Política

Pontes para a juventude: construir laços em todo o Pacífico

A imensidão do Pacífico não pode sufocar o impulso daqueles que anseiam por se encontrar. Um diálogo amigável transfronteiriço, impulsionado pela energia dos jovens, já começou a crescer. Em Novembro de 2023, durante a sua visita aos EUA, o presidente chinês Xi Jinping lançou uma iniciativa histórica: acolher 50.000 jovens americanos na China dentro de cinco anos, através de programas de intercâmbio e de estudos. No início de 2026, mais de 40.000 deles já cruzaram o oceano, descobrindo com os seus próprios olhos este país onde coexistem tradição milenar e modernidade ousada. Este número impressionante revela a abertura inabalável da China, a sua confiança inabalável na juventude e a sua vontade concreta de dissipar preconceitos e aprofundar, graças aos intercâmbios culturais, a compreensão mútua entre os povos.

A Iniciativa “5 anos, 50.000 jovens” surgiu num contexto marcado por profundas mudanças na ordem internacional. Diante de um ambiente externo complexo e em constante mudança, a China optou por fazer dos intercâmbios entre os jovens uma alavanca para construir ativamente pontes de diálogo. Este passo ilustra a sua determinação inabalável em promover a construção de uma comunidade de futuro partilhado para a humanidade. Para concretizar esta visão, a China criou o programa Juventude de Excelência (YES China). Através de acampamentos de verão, intercâmbios entre universidades, estadias curtas e outros formatos variados, os jovens americanos podem descobrir a China de maneira global, imersiva e autêntica.

Paralelamente, a China prossegue com determinação a sua abertura externa de alto nível.

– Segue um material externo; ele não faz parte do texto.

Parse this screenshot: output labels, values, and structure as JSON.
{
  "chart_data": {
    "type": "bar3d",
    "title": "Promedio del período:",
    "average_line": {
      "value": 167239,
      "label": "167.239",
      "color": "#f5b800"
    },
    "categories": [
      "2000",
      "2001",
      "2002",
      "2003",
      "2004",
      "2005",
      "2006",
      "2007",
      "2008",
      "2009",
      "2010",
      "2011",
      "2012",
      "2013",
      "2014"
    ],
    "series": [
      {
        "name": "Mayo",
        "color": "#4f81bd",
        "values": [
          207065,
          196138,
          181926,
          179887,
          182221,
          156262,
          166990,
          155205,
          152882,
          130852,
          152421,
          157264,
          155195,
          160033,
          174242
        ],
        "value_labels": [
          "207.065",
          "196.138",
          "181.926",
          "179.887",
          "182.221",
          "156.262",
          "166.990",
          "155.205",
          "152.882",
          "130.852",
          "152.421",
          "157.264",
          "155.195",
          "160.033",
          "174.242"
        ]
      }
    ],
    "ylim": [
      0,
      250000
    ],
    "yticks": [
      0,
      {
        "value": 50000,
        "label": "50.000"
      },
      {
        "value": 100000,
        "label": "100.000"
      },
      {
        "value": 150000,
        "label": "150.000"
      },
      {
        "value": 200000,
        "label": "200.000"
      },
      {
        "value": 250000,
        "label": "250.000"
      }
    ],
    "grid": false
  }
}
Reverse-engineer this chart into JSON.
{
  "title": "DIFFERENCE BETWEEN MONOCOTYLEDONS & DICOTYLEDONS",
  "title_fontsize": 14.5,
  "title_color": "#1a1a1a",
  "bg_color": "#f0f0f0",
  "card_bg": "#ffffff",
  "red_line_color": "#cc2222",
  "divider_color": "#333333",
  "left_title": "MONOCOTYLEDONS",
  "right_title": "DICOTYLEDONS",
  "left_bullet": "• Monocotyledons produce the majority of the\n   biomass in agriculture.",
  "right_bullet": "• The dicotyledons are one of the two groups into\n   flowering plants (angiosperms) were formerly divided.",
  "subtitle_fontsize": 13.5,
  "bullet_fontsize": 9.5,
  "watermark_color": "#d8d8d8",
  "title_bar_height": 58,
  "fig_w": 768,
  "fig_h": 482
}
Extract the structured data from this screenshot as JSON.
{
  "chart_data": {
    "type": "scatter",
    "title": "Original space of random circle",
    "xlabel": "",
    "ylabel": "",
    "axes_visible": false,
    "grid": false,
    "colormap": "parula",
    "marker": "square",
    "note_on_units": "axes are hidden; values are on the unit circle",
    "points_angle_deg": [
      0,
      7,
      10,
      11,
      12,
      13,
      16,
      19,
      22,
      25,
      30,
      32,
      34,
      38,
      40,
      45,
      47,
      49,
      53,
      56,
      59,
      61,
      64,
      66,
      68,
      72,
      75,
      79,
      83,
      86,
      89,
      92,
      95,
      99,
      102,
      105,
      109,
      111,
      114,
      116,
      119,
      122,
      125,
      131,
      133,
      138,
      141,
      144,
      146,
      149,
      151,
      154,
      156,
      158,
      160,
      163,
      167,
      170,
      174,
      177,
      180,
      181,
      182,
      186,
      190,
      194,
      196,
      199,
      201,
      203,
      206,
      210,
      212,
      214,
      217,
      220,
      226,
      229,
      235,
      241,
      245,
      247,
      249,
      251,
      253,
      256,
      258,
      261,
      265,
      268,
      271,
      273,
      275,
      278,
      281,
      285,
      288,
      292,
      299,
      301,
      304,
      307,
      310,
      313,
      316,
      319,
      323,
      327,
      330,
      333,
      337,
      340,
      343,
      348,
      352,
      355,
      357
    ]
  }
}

Implementou políticas de isenção de visto para os viajantes em trânsito, simplificou os procedimentos de pedido de visto e introduziu medidas práticas, como a declaração electrónica dos cartões de entrada, facilitando assim o acesso ao país por parte dos cidadãos estrangeiros. Estas políticas enviam uma mensagem forte à comunidade internacional: a abertura da China não é uma medida pontual, mas sim uma estratégia duradoura. A porta da China não se fechará; ela se abrirá cada vez mais.

“A esperança e o alicerce das relações sino-americanas estão nas pessoas, e seu futuro está na juventude.” Esta declaração do presidente Xi Jinping sublinha, com razão, a importância crucial e o alcance duradouro dos intercâmbios de jovens para o futuro das relações entre a China e os EUA.

A juventude encarna o futuro das nações, herdeira das civilizações e força de inovação. Quando os jovens americanos andam pelos campi chineses, caminham pelas cidades vibrantes ou exploram o campo, descobrem muito mais do que tesouros culturais milenares: uma China onde a tradição e a modernidade se entrelaçam, onde o progresso e a tolerância se encontram. Estes encontros autênticos permitem-lhes libertar-se dos filtros mediáticos e dos discursos políticos, para descobrirem por si mesmos o calor humano e a benevolência do povo chinês, o equilíbrio e a estabilidade da sua sociedade, bem como os progressos tecnológicos e científicos que transformam o país a um ritmo excepcional.

Os preconceitos surgem muitas vezes da ignorância, e os mal-entendidos do afastamento. Muitas opiniões negativas nas relações sino-americanas derivam de uma falta de contato direto entre os povos, gerando assim assimetrias de informação e vieses de percepção. No entanto, os intercâmbios culturais são a chave para superar estes obstáculos. A iniciativa “5 anos, 50.000 jovens” visa precisamente criar laços humanos através da imersão cultural. Este tipo de aprendizagem mútua, baseada em experiências concretas, continua a ser o meio mais eficaz para dissipar os preconceitos.

Estes 40.000 jovens representam apenas os primeiros passos de um movimento muito mais vasto. À medida que um número crescente de adolescentes norte-americanos visita a China, o comércio bilateral se intensifica e a China continua a abrir as suas portas para o mundo, os laços de amizade entre os dois países do Pacífico irão continuar a crescer. O futuro das relações sino-americanas não reside nem no confronto, nem na desconfiança, mas nos encontros entre os povos, no diálogo dos jovens e no enriquecimento mútuo das civilizações.